Deine Kampagne steht, die Keywords sind gebucht – jetzt entscheidet der Text. Wenn du Google Ads Anzeigen schreiben willst, schreibst du heute keine fertige Anzeige mehr, sondern Bausteine: Google setzt sie pro Suchanfrage neu zusammen.

Das ändert die Spielregeln. Und es macht einen Teil der Ratgeber da draußen wertlos – inklusive der Metrik, auf die alle starren.

Diese Lektion zeigt dir, wie du Anzeigen baust, die konvertieren. Mit Daten statt Bauchgefühl.

Kurzantwort

Google Ads Anzeigen schreiben: Wie geht das richtig?

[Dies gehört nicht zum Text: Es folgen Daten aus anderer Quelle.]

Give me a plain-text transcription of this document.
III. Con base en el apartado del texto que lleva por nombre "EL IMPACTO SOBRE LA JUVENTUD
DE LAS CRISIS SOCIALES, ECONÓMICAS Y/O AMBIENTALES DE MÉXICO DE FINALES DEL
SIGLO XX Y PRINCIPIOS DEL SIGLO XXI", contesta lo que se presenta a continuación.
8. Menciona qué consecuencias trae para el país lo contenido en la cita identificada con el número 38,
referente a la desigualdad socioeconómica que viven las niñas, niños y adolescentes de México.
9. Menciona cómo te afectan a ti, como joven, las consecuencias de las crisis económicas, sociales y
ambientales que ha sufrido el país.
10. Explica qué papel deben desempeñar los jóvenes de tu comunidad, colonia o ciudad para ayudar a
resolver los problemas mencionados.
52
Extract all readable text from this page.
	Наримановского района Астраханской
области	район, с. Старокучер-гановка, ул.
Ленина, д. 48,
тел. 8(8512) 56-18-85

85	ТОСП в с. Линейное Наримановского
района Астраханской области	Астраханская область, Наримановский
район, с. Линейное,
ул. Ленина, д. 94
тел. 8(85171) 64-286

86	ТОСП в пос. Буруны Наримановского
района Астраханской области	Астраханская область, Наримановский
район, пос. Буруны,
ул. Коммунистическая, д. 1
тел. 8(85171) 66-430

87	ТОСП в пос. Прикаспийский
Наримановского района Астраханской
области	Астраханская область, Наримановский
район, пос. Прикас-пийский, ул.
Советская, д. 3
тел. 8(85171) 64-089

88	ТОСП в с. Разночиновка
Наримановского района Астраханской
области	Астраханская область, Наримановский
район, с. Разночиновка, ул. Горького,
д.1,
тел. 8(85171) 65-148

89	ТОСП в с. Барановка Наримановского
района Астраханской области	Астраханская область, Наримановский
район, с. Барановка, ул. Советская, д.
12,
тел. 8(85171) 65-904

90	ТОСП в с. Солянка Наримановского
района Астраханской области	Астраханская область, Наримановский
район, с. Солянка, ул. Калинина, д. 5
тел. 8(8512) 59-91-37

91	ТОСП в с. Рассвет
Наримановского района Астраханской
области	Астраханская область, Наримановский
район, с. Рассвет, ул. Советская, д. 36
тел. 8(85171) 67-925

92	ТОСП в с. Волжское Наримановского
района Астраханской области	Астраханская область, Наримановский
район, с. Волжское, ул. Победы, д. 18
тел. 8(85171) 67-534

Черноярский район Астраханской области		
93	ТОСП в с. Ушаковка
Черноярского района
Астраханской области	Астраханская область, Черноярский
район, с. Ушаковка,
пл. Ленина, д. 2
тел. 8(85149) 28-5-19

Du füllst eine responsive Suchanzeige (RSA) mit Anzeigentiteln à max. 30 Zeichen und Textzeilen à max. 90 Zeichen – Google kombiniert sie pro Suchanfrage automatisch. Statt 15 Varianten derselben Idee schreibst du bei kleinem Budget 4 bis 6 wirklich unterschiedliche Botschaften: Keyword, Nutzen, Vertrauen, Angebot und Handlungsaufforderung.

📌 Für wen ist das relevant: Für jeden, der mit 500 bis 3.000 € Monatsbudget seine ersten Suchanzeigen textet – oder bestehende Anzeigen prüfen will.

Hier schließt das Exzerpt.